The Capital Region (Hovedstadsregionen, /da/) was the administrative name of the municipalities of Copenhagen and Frederiksberg and the counties of Frederiksborg, Copenhagen, and Roskilde. It was replaced by the Capital Region of Denmark (Region Hovedstaden) as an administrative region on 1 January 2007 as part of the 2007 Danish Municipal Reform.

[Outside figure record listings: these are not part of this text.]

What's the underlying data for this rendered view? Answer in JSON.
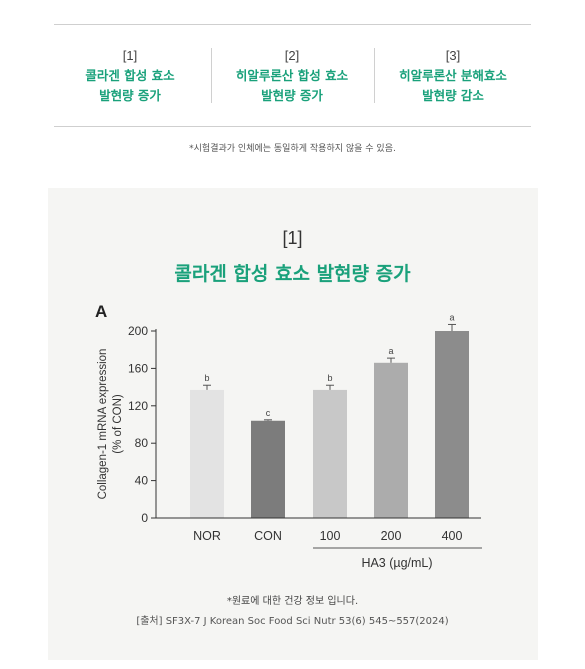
{
  "columns": [
    {
      "num": "[1]",
      "title_line1": "콜라겐 합성 효소",
      "title_line2": "발현량 증가"
    },
    {
      "num": "[2]",
      "title_line1": "히알루론산 합성 효소",
      "title_line2": "발현량 증가"
    },
    {
      "num": "[3]",
      "title_line1": "히알루론산 분해효소",
      "title_line2": "발현량 감소"
    }
  ],
  "disclaimer": "*시험결과가 인체에는 동일하게 작용하지 않을 수 있음.",
  "panel": {
    "num": "[1]",
    "title": "콜라겐 합성 효소 발현량 증가"
  },
  "chart_data": {
    "type": "bar",
    "panel_label": "A",
    "categories": [
      "NOR",
      "CON",
      "100",
      "200",
      "400"
    ],
    "values": [
      137,
      104,
      137,
      166,
      200
    ],
    "errors": [
      5,
      1,
      5,
      5,
      7
    ],
    "significance": [
      "b",
      "c",
      "b",
      "a",
      "a"
    ],
    "bar_colors": [
      "#e3e3e3",
      "#7c7c7c",
      "#c8c8c8",
      "#acacac",
      "#8c8c8c"
    ],
    "ylabel_line1": "Collagen-1 mRNA expression",
    "ylabel_line2": "(% of CON)",
    "yticks": [
      0,
      40,
      80,
      120,
      160,
      200
    ],
    "ylim": [
      0,
      200
    ],
    "group_label": "HA3 (µg/mL)",
    "grid": false
  },
  "source_note": "*원료에 대한 건강 정보 입니다.",
  "source_citation": "[출처] SF3X-7 J Korean Soc Food Sci Nutr 53(6) 545~557(2024)"
}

The new region includes the island of Bornholm (in the Baltic Sea 100 nautical miles from Copenhagen), and excludes the southwestern parts of Greater Copenhagen that were covered by Roskilde County. These southwestern areas are instead included in Region Zealand (Region Sjælland).

==Composition==
In 2007 the Capital Region had a population of 1,834,492 and an area of 2,861.41 km^{2}

The area consisted of:

| Municipality or County | Population | Area (km^{2}) | Pop. density (km^{2}) |
|---|---|---|---|
| Copenhagen Municipality | 503,699 | 77 | 6,542 |
| Frederiksberg Municipality | 92,234 | 8.7 | 10,516 |
| Copenhagen County | 618,518 | 526 | 1,170 |
| Frederiksborg County | 378,686 | 1,347 | 276 |
| Roskilde County | 241,523 | 891 | 265 |
| Total | 1,834,492 | 2,850 | 644 |

== Today ==
The same area has (31 December 2012) 1,937,450 inhabitants (680 inhabitants/km^{2})
However the Capital Region has been expanded and Stevns Municipality has been added.
That area is 3030 km^{2} and has 1,957,611 inhabitants (646 inhabitants/km^{2}).

The Capital Region is still in use at several levels:

- Local public traffic, ticket fare zones (Metro, S-train, Local trains, Regional trains within the area, busses etc.)
- Television – three regional TV-channels broadcast over the entire area
- The area is a region for Vejdirektoratet, the Danish motorway & road maintenance authority
- It is also a region of the Danish national rail, DSB. If for instance buying a ticket in Jutland, the ticket is valid for any station within the Capital Region.
- Public identification, people that live within its boundaries usually identify themselves as inhabitants of the Capital Region.